Monday, May 30, 2011

these days...

these days I am learning to appreciate what I have, to love my work and be grateful for the fact that I have them. Although there are still days when getting out of bed to go to work is just too much damn work, most days, my good side wins.

W tells me she's envious of the fact that I seem to have so many options, as I told her of my potential training opportunities and the fact that work at NL for the first time, seems to be going well. Me, I'm a little paranoid about how well life is going. I fear that the other shoe might drop any day and I might find myself with nothing. I'm also scared of the fact that I seem to accept these things as proper, due to me, owed even. Like the universe finally gets it. That I am being given these opportunities because I deserve them, because I am good. But believing in your own press? that could be bad, could allow you to relax, to be lazy. I need to gain perspective, and the people who help me gain perspective are miles away, or in the case of my dad, up in heaven. Then my friend J sent me an email, outlining how she has given up on her dreams and following up on a new one, despite the lack of support from her family, and the more I feel that I should be grateful for what I have. Because despite the fact that I have continually disappointed her for not sitting for THAT exams, my mother has not turned on me, nor has she turned her back on me.

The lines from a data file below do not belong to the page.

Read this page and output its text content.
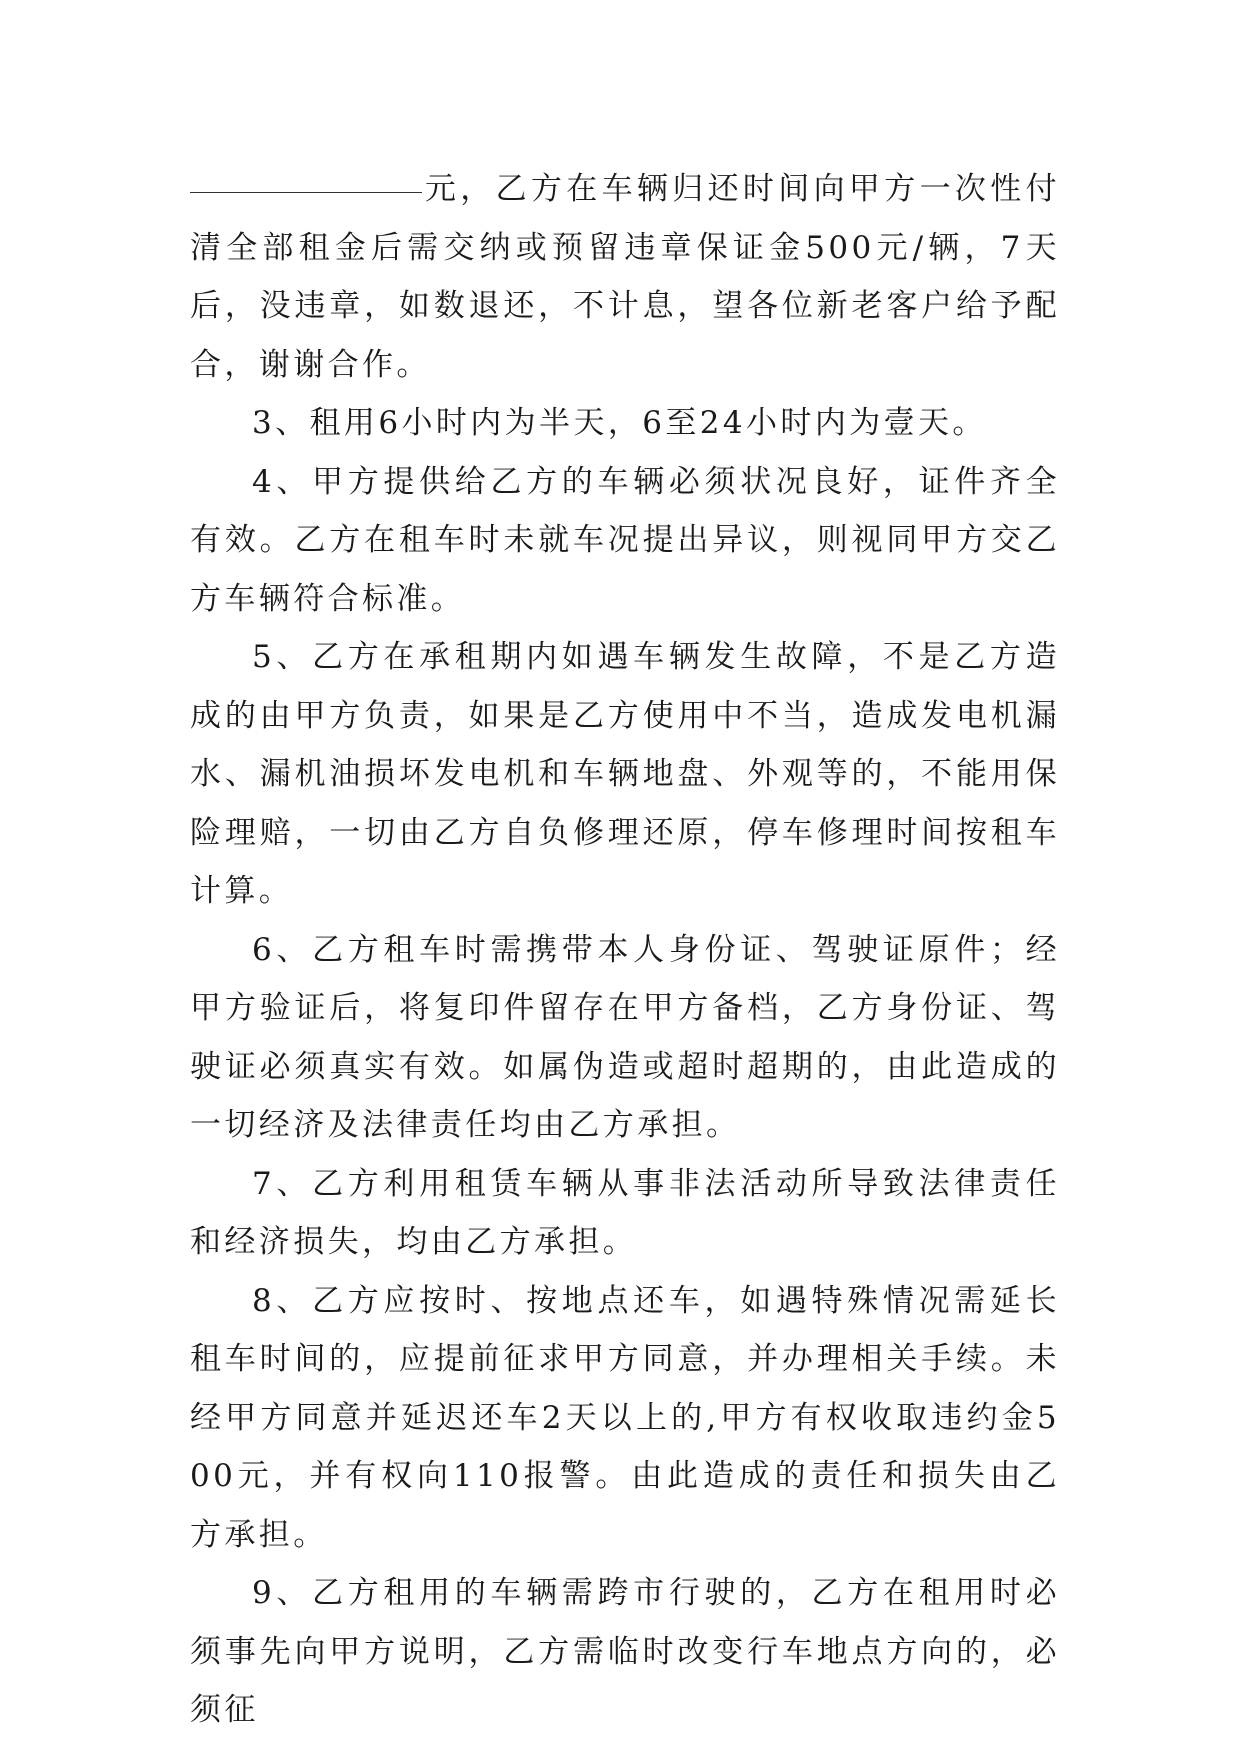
元，乙方在车辆归还时间向甲方一次性付清全部租金后需交纳或预留违章保证金500元/辆，7天后，没违章，如数退还，不计息，望各位新老客户给予配合，谢谢合作。

3、租用6小时内为半天，6至24小时内为壹天。

4、甲方提供给乙方的车辆必须状况良好，证件齐全有效。乙方在租车时未就车况提出异议，则视同甲方交乙方车辆符合标准。

5、乙方在承租期内如遇车辆发生故障，不是乙方造成的由甲方负责，如果是乙方使用中不当，造成发电机漏水、漏机油损坏发电机和车辆地盘、外观等的，不能用保险理赔，一切由乙方自负修理还原，停车修理时间按租车计算。

6、乙方租车时需携带本人身份证、驾驶证原件；经甲方验证后，将复印件留存在甲方备档，乙方身份证、驾驶证必须真实有效。如属伪造或超时超期的，由此造成的一切经济及法律责任均由乙方承担。

7、乙方利用租赁车辆从事非法活动所导致法律责任和经济损失，均由乙方承担。

8、乙方应按时、按地点还车，如遇特殊情况需延长租车时间的，应提前征求甲方同意，并办理相关手续。未经甲方同意并延迟还车2天以上的,甲方有权收取违约金500元，并有权向110报警。由此造成的责任和损失由乙方承担。

9、乙方租用的车辆需跨市行驶的，乙方在租用时必须事先向甲方说明，乙方需临时改变行车地点方向的，必须征
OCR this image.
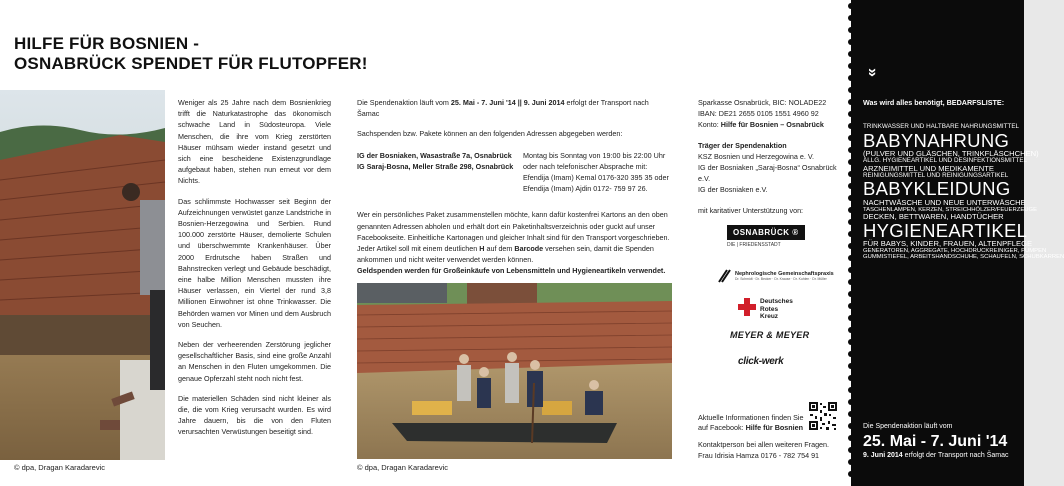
HILFE FÜR BOSNIEN -
OSNABRÜCK SPENDET FÜR FLUTOPFER!
© dpa, Dragan Karadarevic

Weniger als 25 Jahre nach dem Bosnienkrieg trifft die Naturkatastrophe das ökonomisch schwache Land in Südosteuropa. Viele Menschen, die ihre vom Krieg zerstörten Häuser mühsam wieder instand gesetzt und sich eine bescheidene Existenzgrundlage aufgebaut haben, stehen nun erneut vor dem Nichts.

Das schlimmste Hochwasser seit Beginn der Aufzeichnungen verwüstet ganze Landstriche in Bosnien-Herzegowina und Serbien. Rund 100.000 zerstörte Häuser, demolierte Schulen und überschwemmte Krankenhäuser. Über 2000 Erdrutsche haben Straßen und Bahnstrecken verlegt und Gebäude beschädigt, eine halbe Million Menschen mussten ihre Häuser verlassen, ein Viertel der rund 3,8 Millionen Einwohner ist ohne Trinkwasser. Die Behörden warnen vor Minen und dem Ausbruch von Seuchen.

Neben der verheerenden Zerstörung jeglicher gesellschaftlicher Basis, sind eine große Anzahl an Menschen in den Fluten umgekommen. Die genaue Opferzahl steht noch nicht fest.

Die materiellen Schäden sind nicht kleiner als die, die vom Krieg verursacht wurden. Es wird Jahre dauern, bis die von den Fluten verursachten Verwüstungen beseitigt sind.

Die Spendenaktion läuft vom 25. Mai - 7. Juni '14 || 9. Juni 2014 erfolgt der Transport nach Šamac

Sachspenden bzw. Pakete können an den folgenden Adressen abgegeben werden:

IG der Bosniaken, Wasastraße 7a, Osnabrück
IG Saraj-Bosna, Meller Straße 298, Osnabrück
Montag bis Sonntag von 19:00 bis 22:00 Uhr
oder nach telefonischer Absprache mit:
Efendija (Imam) Kemal 0176-320 395 35 oder
Efendija (Imam) Ajdin 0172- 759 97 26.

Wer ein persönliches Paket zusammenstellen möchte, kann dafür kostenfrei Kartons an den oben genannten Adressen abholen und erhält dort ein Paketinhaltsverzeichnis oder guckt auf unser Facebookseite. Einheitliche Kartonagen und gleicher Inhalt sind für den Transport vorgeschrieben. Jeder Artikel soll mit einem deutlichen H auf dem Barcode versehen sein, damit die Spenden ankommen und nicht weiter verwendet werden können.

Geldspenden werden für Großeinkäufe von Lebensmitteln und Hygieneartikeln verwendet.

© dpa, Dragan Karadarevic
Sparkasse Osnabrück, BIC: NOLADE22
IBAN: DE21 2655 0105 1551 4960 92
Konto: Hilfe für Bosnien – Osnabrück
Träger der Spendenaktion
KSZ Bosnien und Herzegowina e. V.
IG der Bosniaken „Saraj-Bosna“ Osnabrück e.V.
IG der Bosniaken e.V.
mit karitativer Unterstützung von:
OSNABRÜCK ®
DIE | FRIEDENSSTADT
Nephrologische Gemeinschaftspraxis
Dr. Schmidt · Dr. Becker · Dr. Krause · Dr. Kuhlen · Dr. Müller
Deutsches
Rotes
Kreuz
MEYER & MEYER
click-werk
Aktuelle Informationen finden Sie
auf Facebook: Hilfe für Bosnien
Kontaktperson bei allen weiteren Fragen.
Frau Idrisia Hamza 0176 - 782 754 91
»
Was wird alles benötigt, BEDARFSLISTE:
TRINKWASSER UND HALTBARE NAHRUNGSMITTEL
BABYNAHRUNG
(PULVER UND GLÄSCHEN, TRINKFLÄSCHCHEN)
ALLG. HYGIENEARTIKEL UND DESINFEKTIONSMITTEL
ARZNEIMITTEL UND MEDIKAMENTE
REINIGUNGSMITTEL UND REINIGUNGSARTIKEL
BABYKLEIDUNG
NACHTWÄSCHE UND NEUE UNTERWÄSCHE
TASCHENLAMPEN, KERZEN, STREICHHÖLZER/FEUERZEUGE
DECKEN, BETTWAREN, HANDTÜCHER
HYGIENEARTIKEL
FÜR BABYS, KINDER, FRAUEN, ALTENPFLEGE
GENERATOREN, AGGREGATE, HOCHDRUCKREINIGER, PUMPEN
GUMMISTIEFEL, ARBEITSHANDSCHUHE, SCHAUFELN, SCHUBKARREN
Die Spendenaktion läuft vom
25. Mai - 7. Juni '14
9. Juni 2014 erfolgt der Transport nach Šamac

But as I said, I still feel paranoid, some days I still feel, the other shoe, its hovering, and when it does, I'm never going to know what hit me. But on most days, I feel cautiously optimistic about it all. I hope it lasts, I really, really do.

Sunday, May 22, 2011

baby you're on your way

Today my baby sister is leaving for medical school and for the first time in forever, I will not be sharing an apartment with one of my sisters. I still can't quite believe time has flown by so fast that my little sister, that cute toddler I would take with me to school on weekends when I had to work on a project with my friends in high school, that little girl I used to take to school and attend parents meetings for, is now a young woman going off to study medicine. I can't be more proud of her. But I'll certainly miss her. Take care and Godspeed Pots, see ya on the flipside!